On se souvient des espérances qui avaient accueilli M. Bertrand, à son entrée comme directeur au Théâtre des Nations. Il semblait que notre République elle-même s’intéressât à l’affaire ; des personnages puissants patronnaient, disait-on, le nouveau directeur ; on allait enfin avoir une scène nationale, on élèverait les âmes, on élargirait l’idéal, on continuerait 1830, mais un 1830 républicain, qui achèverait devant le trou du souffleur la besogne commencée à la tribune de la Chambre. Hélas ! M. Bertrand dort aujourd’hui dans la terre, empoisonné.

C’était un honnête homme.
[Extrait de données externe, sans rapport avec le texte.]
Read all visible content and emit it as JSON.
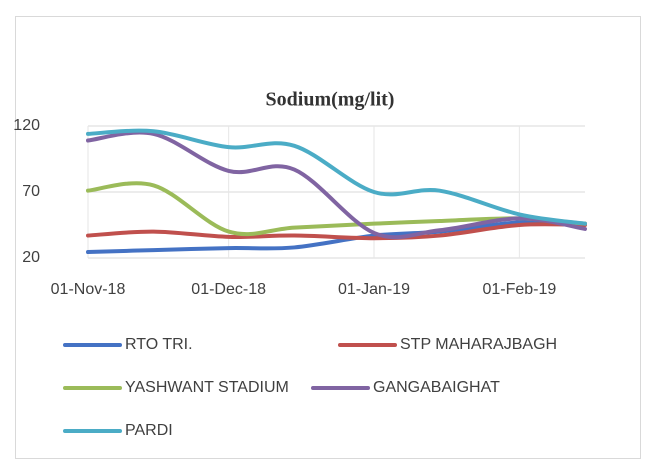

Il avait cru à toutes les belles phrases, il arrivait réellement pour relever l’idéal avec des tirades patriotiques. Son idée était que notre jeune littérature attendait l’ouverture d’un théâtre républicain pour produire des chefs-d’œuvre. Et il s’était mis ardemment à la besogne. Quelques mois ont suffi pour le désespérer et le tuer. Toutes ses tentatives échouaient ; Camille Desmoulins et les Mirabeau étaient bien empruntés à notre Révolution, mais le public ne voulait pas de notre Révolution accommodée à cette étrange sauce ; Notre-Dame de Paris elle-même, qui aurait pu être une bonne affaire pour la direction, si elle s’était arrêtée à la cinquantième représentation, l’avait laissée, après la centième, dans des embarras d’argent. Jamais on n’a vu des ambitions plus généreuses aboutir si vite à une catastrophe plus lamentable.